Nel frattempo con il nuovo gestore tutto funzionava e quindi speravo in una soluzione positiva di TIM.
Mi è arrivata la bolletta TIM del mese di Luglio 2025 con addebitato intero periodo da pagare (31 gg.), quando io ho migrato il giorno 18.07.2025. Ho subito tolto la domicilazione in Posta e pagato l'importo richiesto per il mese intero, intendendo così di andar a pareggiare anche il costo di chiusura servizio.
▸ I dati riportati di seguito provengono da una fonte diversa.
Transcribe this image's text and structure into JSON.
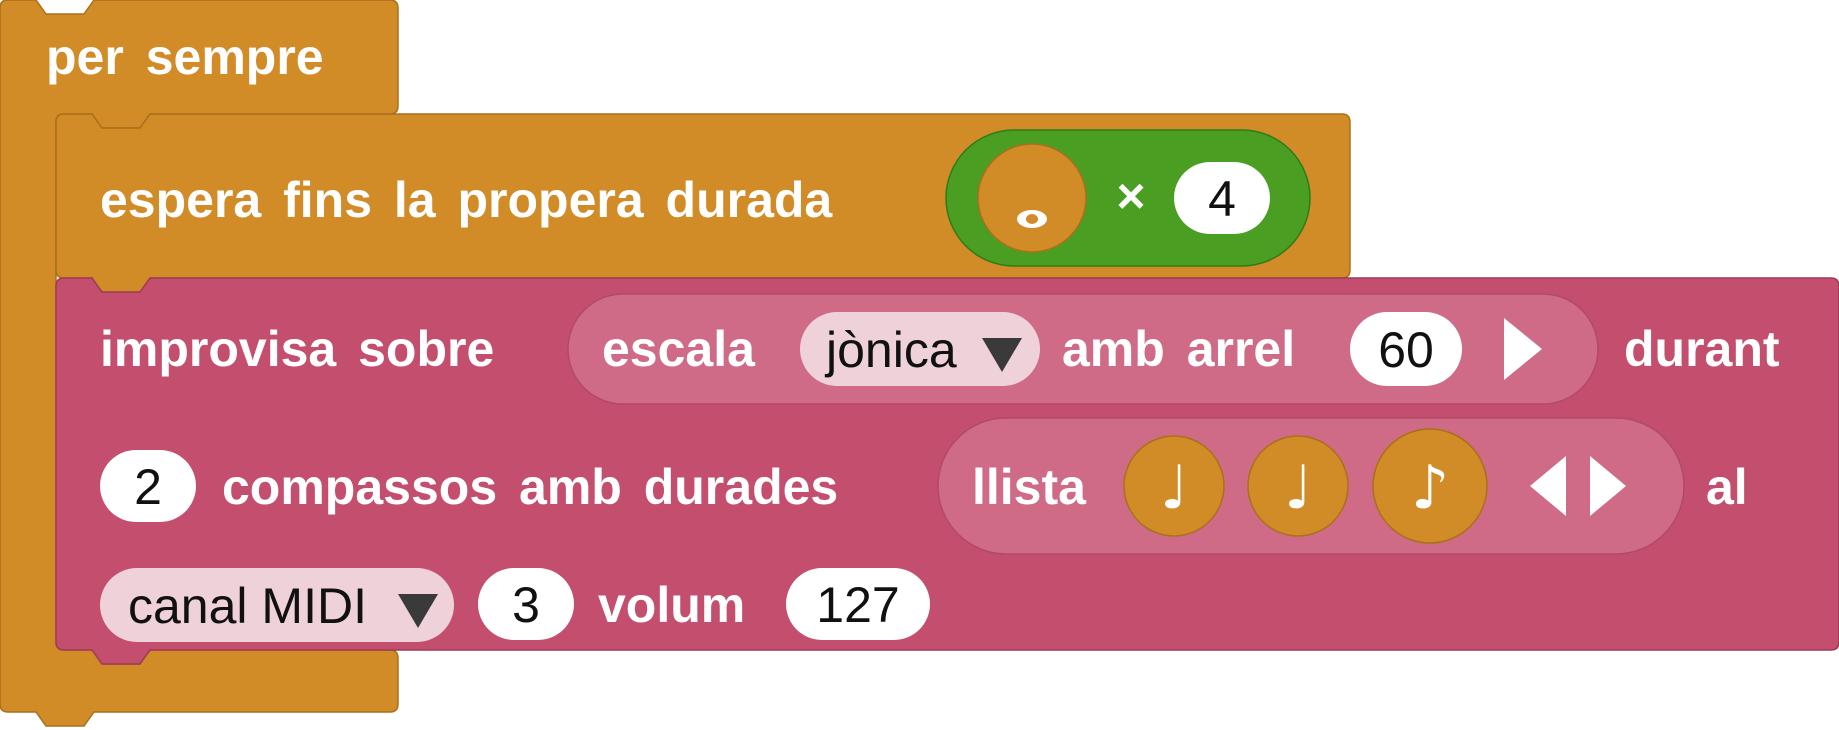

Non ho pagato euro 3,90 che mi avevano fatturato con la voce CONSEGNA ELENCHI TELEFONICI. ( la consegna cartacea è ormai da un decennio che non viene più eseguita a casa mia!).
Dopodiche' è arrivata una successiva fattura, relativa al bimestre agosto-settembre 2025 di euro 103,23. Ma io avevo già il servizio attivo con il nuovo gestore e pagavo le relative fatture di meta' mese di luglio, agosto e di settembre 2025 al nuovo gestore POSTE.
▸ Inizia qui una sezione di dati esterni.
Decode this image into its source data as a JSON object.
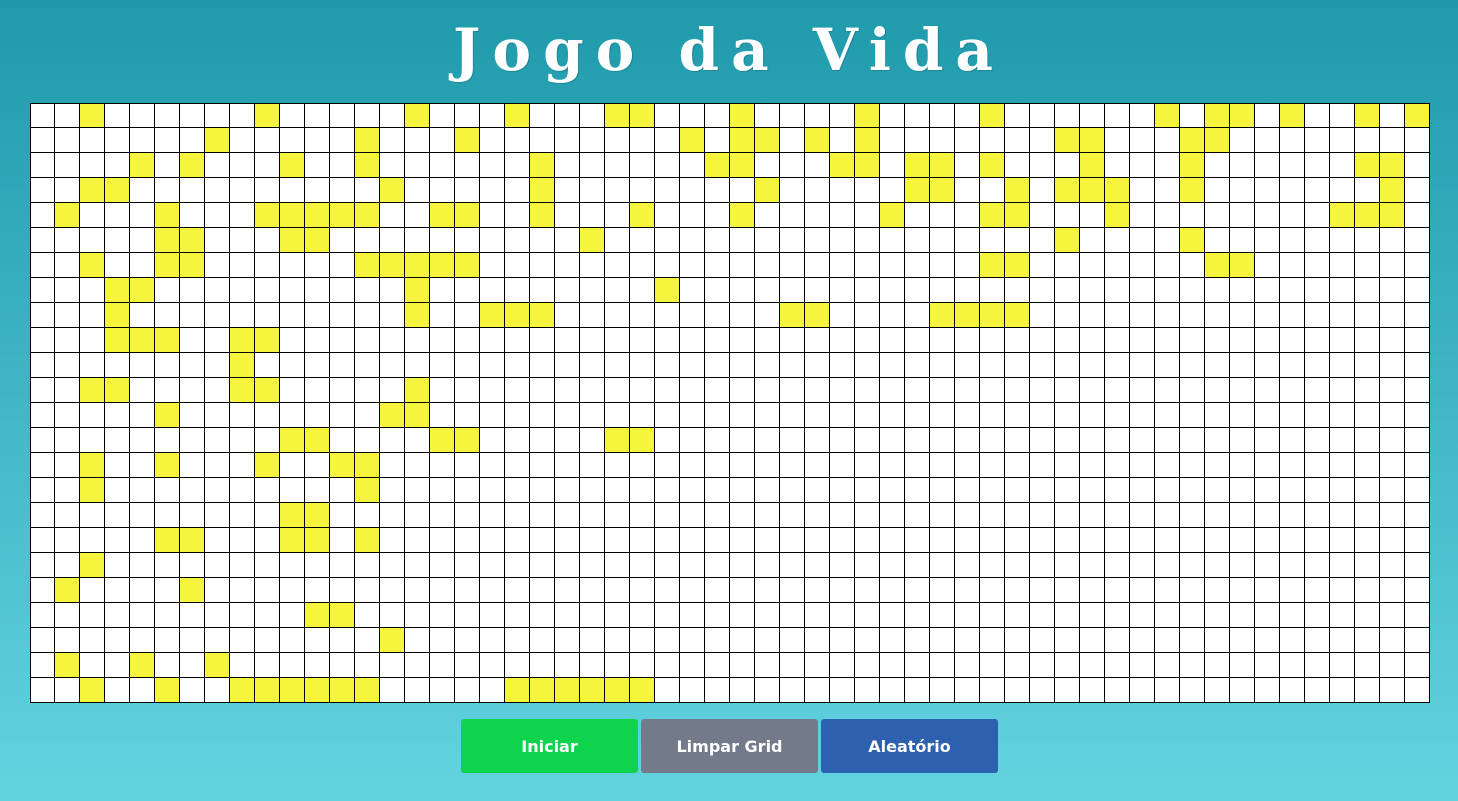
{
  "header": {
    "title": "Jogo da Vida"
  },
  "colors": {
    "alive": "#f5f53e",
    "dead": "#ffffff",
    "gridline": "#000000",
    "start_button": "#0fd24d",
    "clear_button": "#737a8a",
    "random_button": "#2d60ae"
  },
  "board": {
    "cols": 56,
    "rows": 24,
    "cells": [
      "..Y......Y.....Y...Y...YY...Y....Y....Y......Y.YY.Y..Y.Y...YY.....Y......Y",
      ".......Y.....Y...Y........Y.YY.Y.Y.......YY...YY........YY......Y...",
      "....Y.Y...Y..Y......Y......YY...YY.YY.Y...Y...Y......YY......YY..",
      "..YY..........Y.....Y........Y.....YY..Y.YYY..Y.......Y.Y.YY...",
      ".Y...Y...YYYYY..YY..Y...Y...Y.....Y...YY...Y........YYY.YY.Y.",
      ".....YY...YY..........Y..................Y....Y.................",
      "..Y..YY......YYYYY....................YY.......YY.......Y.....YYY.",
      "...YY..........Y.........Y............................",
      "...Y...........Y..YYY.........YY....YYYY...................",
      "...YYY..YY..........................................",
      "........Y........................................................",
      "..YY....YY.....Y.....................................",
      ".....Y........YY..............................................",
      "..........YY....YY.....YY.........................................",
      "..Y..Y...Y..YY.......................................................",
      "..Y..........Y...............................................",
      "..........YY.......................................................",
      ".....YY...YY.Y..........................................................",
      "..Y........................................................",
      ".Y....Y.......................................................",
      "...........YY..........................................",
      "..............Y..............................................",
      ".Y..Y..Y.........................................",
      "..Y..Y..YYYYYY.....YYYYYY..........................."
    ]
  },
  "controls": {
    "start_label": "Iniciar",
    "clear_label": "Limpar Grid",
    "random_label": "Aleatório"
  }
}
Non è affar mio se il lato tecnico ha funzionato perfettamente (la cosidetta migrazione della linea) mentre invece la parte amministrativa/burocratica fatta di moduli informativi da compilare/numeri verdi in appalto di TIM/messaggista su cellulare si è rivelato un caos. Ora da ultimo arrivano solleciti, mail di società di recupero crediti, lettere da Ufficio Legale e Contenzioso da Roma.
Non pagherò per la Vs. disorganizzazione e il pessimo servizio che mi avete reso nei mesi precedenti alla chiusura del rapporto.
Attenderei piuttosto una Vs. nota di credito di € 103,23 e un ricalcolo della bolletta già pagata, rif mese di luglio con i giorni corretti del servizio reso (17 gg. + costo chiusura, senza la mitica voce "consegna elenchi telefonici).
Allego:
copia Vs. messaggio del 07.07.2025 h. 13.47.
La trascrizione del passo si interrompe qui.